What is moderate-intensity exercise? Walking at a brisk pace, riding a stationary bike at a speed of less than 10 miles per hour, and light gardening are all examples. At moderate-intensity your heart rate will be elevated but you can still have a conversation. If you are breathing so hard that you cannot have a conversation, the intensity is likely to be considered vigorous.

Talk to your healthcare provider! It is a good idea to talk with your doctor or healthcare provider about the amount and type of physical activity that is best for you during your pregnancy. They can provide you with specifics based on your individual needs.

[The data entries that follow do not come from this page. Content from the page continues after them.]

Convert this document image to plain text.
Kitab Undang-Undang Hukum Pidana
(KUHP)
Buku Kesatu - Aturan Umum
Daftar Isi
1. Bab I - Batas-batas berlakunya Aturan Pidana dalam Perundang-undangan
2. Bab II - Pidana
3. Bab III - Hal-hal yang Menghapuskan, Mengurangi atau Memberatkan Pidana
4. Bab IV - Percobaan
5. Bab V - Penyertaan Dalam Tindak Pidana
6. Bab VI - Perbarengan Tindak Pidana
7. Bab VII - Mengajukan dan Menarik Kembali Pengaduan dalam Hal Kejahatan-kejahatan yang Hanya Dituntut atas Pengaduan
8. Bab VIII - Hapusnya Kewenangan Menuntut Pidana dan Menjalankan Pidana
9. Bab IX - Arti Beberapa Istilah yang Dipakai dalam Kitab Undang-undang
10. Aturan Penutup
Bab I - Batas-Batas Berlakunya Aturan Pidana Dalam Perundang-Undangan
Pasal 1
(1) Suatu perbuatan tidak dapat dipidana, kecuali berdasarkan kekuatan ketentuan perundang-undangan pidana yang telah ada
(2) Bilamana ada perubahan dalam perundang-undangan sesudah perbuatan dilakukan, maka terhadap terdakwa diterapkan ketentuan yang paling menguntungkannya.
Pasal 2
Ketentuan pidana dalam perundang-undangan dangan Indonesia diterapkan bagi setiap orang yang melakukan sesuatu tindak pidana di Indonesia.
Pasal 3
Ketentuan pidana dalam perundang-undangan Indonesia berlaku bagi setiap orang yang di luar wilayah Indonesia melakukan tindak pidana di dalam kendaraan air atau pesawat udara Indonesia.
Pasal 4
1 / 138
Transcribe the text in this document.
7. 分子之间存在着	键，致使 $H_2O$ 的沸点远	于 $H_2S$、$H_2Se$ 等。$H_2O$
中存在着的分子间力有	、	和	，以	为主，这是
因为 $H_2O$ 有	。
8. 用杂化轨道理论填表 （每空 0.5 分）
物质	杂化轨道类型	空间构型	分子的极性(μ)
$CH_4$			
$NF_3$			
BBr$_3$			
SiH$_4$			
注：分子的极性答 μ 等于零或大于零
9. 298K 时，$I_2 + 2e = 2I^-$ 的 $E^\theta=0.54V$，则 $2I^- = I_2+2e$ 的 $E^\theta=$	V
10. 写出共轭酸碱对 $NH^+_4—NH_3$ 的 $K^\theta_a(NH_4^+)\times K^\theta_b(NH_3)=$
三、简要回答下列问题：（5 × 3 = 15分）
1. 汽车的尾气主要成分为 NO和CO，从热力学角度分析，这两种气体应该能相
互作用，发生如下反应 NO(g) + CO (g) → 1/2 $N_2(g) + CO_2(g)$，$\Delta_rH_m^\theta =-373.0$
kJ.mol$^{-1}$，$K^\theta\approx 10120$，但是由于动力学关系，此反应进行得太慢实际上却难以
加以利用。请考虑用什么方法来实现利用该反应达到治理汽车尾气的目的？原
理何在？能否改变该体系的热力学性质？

What exercises should typically be avoided? Contact sports and other activities that could be dangerous such as horseback riding, downhill skiing, bicycling outside, and ball sports such as soccer and basketball should be avoided during pregnancy. After the first trimester, also avoid exercises that involve lying on your back, such as abdominal crunches.

The benefits during pregnancy are numerous! Being physically active during pregnancy may decrease the risk of gestational diabetes and preeclampsia (high blood pressure during pregnancy), and may also decrease the length of labor. Other potential benefits include better sleep, increased self-esteem, and faster recovery after labor.

It is important to listen to your body and monitor how you feel throughout your pregnancy as you engage in physical activity.